La Opening Night Live sembra una confezione famiglia di gelatine Tuttigusti+1 di Harry Potter, perché chiunque deve poterci trovare qualcosa. Chi come me è abituato ad associare a questi eventi la presentazione di materiale utile per la stampa di settore, probabilmente dovrebbe lasciare perdere. Se dentro le due ore di trasmissione ci finiscono le presentazioni di serie televisive a tema, come quelle di Sekiro e Fallout, un gran numero di aggiornamenti ed espansioni di videogiochi già disponibili e pure il momento musicale ispirato a Clair Obscur: Expedition 33 (anticipato dai conduttori un numero imbarazzante di volte), allora il senso ultimo di una serata simile non è quello di far conoscere qualcosa, ma di vendere infiniti scampoli di future promesse

Di promesse, oltretutto, Keighley se ne intende.

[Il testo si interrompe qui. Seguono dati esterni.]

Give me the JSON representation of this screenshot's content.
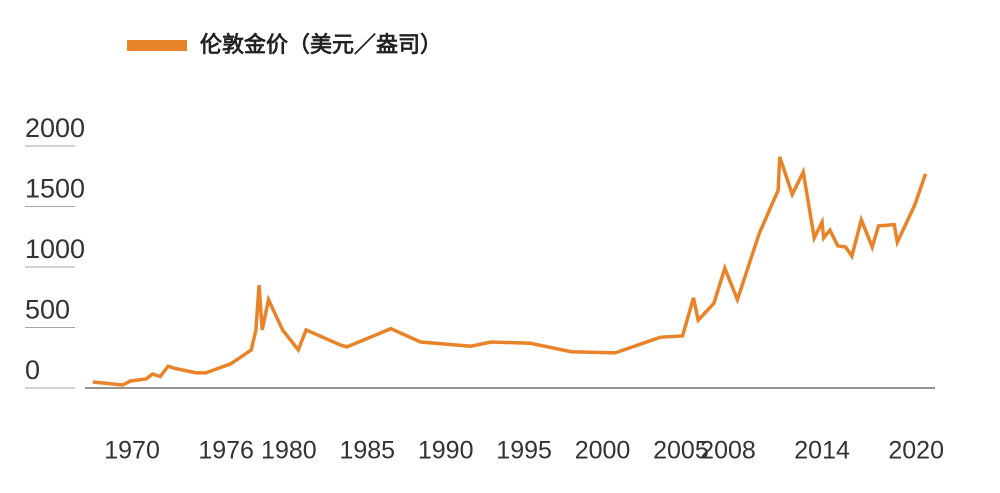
{
  "chart_data": {
    "type": "line",
    "x": [
      1967.5,
      1969.4,
      1969.9,
      1970.9,
      1971.3,
      1971.8,
      1972.3,
      1972.8,
      1974.1,
      1974.7,
      1976.3,
      1977.6,
      1977.9,
      1978.1,
      1978.3,
      1978.7,
      1979.6,
      1980.6,
      1981.1,
      1983.3,
      1983.7,
      1986.5,
      1988.4,
      1991.6,
      1992.9,
      1995.4,
      1998.0,
      2000.8,
      2003.7,
      2005.1,
      2005.8,
      2006.1,
      2007.1,
      2007.8,
      2008.6,
      2010.0,
      2011.2,
      2011.3,
      2012.1,
      2012.8,
      2013.5,
      2014.0,
      2014.1,
      2014.5,
      2015.0,
      2015.5,
      2015.9,
      2016.5,
      2017.2,
      2017.6,
      2018.6,
      2018.8,
      2019.9,
      2020.6
    ],
    "series": [
      {
        "name": "伦敦金价（美元／盎司）",
        "color": "#e8832a",
        "values": [
          50,
          25,
          58,
          75,
          115,
          95,
          180,
          160,
          125,
          125,
          200,
          315,
          480,
          850,
          480,
          730,
          480,
          315,
          480,
          355,
          340,
          490,
          380,
          345,
          380,
          370,
          300,
          290,
          420,
          430,
          745,
          560,
          700,
          990,
          730,
          1280,
          1635,
          1910,
          1600,
          1785,
          1240,
          1370,
          1240,
          1305,
          1175,
          1165,
          1090,
          1390,
          1165,
          1340,
          1350,
          1205,
          1510,
          1770
        ]
      }
    ],
    "xlim": [
      1967,
      2021.2
    ],
    "xticks": [
      1970,
      1976,
      1980,
      1985,
      1990,
      1995,
      2000,
      2005,
      2008,
      2014,
      2020
    ],
    "ylim": [
      0,
      2000
    ],
    "yticks": [
      0,
      500,
      1000,
      1500,
      2000
    ]
  }
}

I due giochi da cui probabilmente ci si aspettava di più, almeno considerato il peso dato nei giorni precedenti dallo stesso Keighley, erano Hollow Knight: Silksong e Resident Evil 9: Requiem. Sono i due giochi che hanno aperto e chiuso lo show, in maniera alquanto dimessa. Di Silksong, un gioco diventato meme senza volerlo, si sono viste poche sequenze di gioco e l’invito a seguire altri canali nei giorni della Gamescom. Resident Evil 9 Requiem: si è limitato al compitino del trailer narrativo, con due suggestioni di interfaccia di gioco che hanno provato a illuderci di aver assistito a più di quanto non ci fosse realmente.

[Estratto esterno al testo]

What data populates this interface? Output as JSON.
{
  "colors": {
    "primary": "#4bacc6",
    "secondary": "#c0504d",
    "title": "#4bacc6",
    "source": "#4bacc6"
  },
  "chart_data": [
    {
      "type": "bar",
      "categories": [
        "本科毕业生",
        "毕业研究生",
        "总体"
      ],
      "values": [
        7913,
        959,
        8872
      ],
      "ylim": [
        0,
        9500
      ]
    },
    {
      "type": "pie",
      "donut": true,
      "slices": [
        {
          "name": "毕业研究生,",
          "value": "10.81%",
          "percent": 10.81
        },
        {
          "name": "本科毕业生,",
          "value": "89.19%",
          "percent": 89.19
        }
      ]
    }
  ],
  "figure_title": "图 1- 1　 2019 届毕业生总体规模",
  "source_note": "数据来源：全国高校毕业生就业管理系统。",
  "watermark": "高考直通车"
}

Cosa resterà di questa Opening Night Live allora? Quanti dei quasi cinquanta giochi verranno pubblicati? Quanti riusciranno a trovare un loro pubblico? Quanti dimostreranno di avere almeno un’unghia della grandezza cianciata nei loro trailer e poi servilmente ribadita dai presentatori sul palco, i cui “wow” espressi con fare meccanico non si contano? Questi party organizzati da Keighley tendano a masticare e sputare giochi/trailer, guardando sempre avanti e scordandosi quanto appena visto (e detto sul palco) dopo il minuto e mezzo del video successivo. Mi chiedo anche quanto si possa dire rappresentativo del settore uno show simile, in cui i due leader, Sony e Nintendo, scelgono di comparire rispettivamente con un gioco di ormai prossima uscita (Ghost of Yotei) e il nulla assoluto. A mancare sono stati altri grandissimi editori: Electronic Arts, Take-Two, Ubisoft e, volendo, anche THQ Nordic. Mi è parso molto sottorappresentato anche il mondo dello sviluppo indipendente, o percepito come tale, tolte poche eccezioni. Nulla a che vedere con lo spazio che si sono ritagliati, rispettando i listini di Keighley, gli editori cinesi, che perlomeno hanno provato a dare un senso alla serata con il teaser “one more thing” del secondo episodio della serie Black Myth: Zhong Kui.

Con tutta l’irrilevanza che per me ricopre il personaggio di Kirby e ancor più nello specifico la serie di Kirby Air Ride, ho trovato i 45 minuti di approfondimento sul singolo gioco pubblicati da Nintendo nelle ore precedenti molto più utili dell’intera Opening Night Live. Certo, lì c’è di mezzo Masahiro Sakurai e la sua incontinenza produttiva, creativa e anche verbale, però il risultato non si discute: ora conosco un po’ di più di un videogioco di cui mi interessava molto poco e ho anche intuito le idee e l’impegno che lo hanno prodotto. 

Dopo circa 45 trailer della Opening Night Live, ho solo un po’ di mal di testa.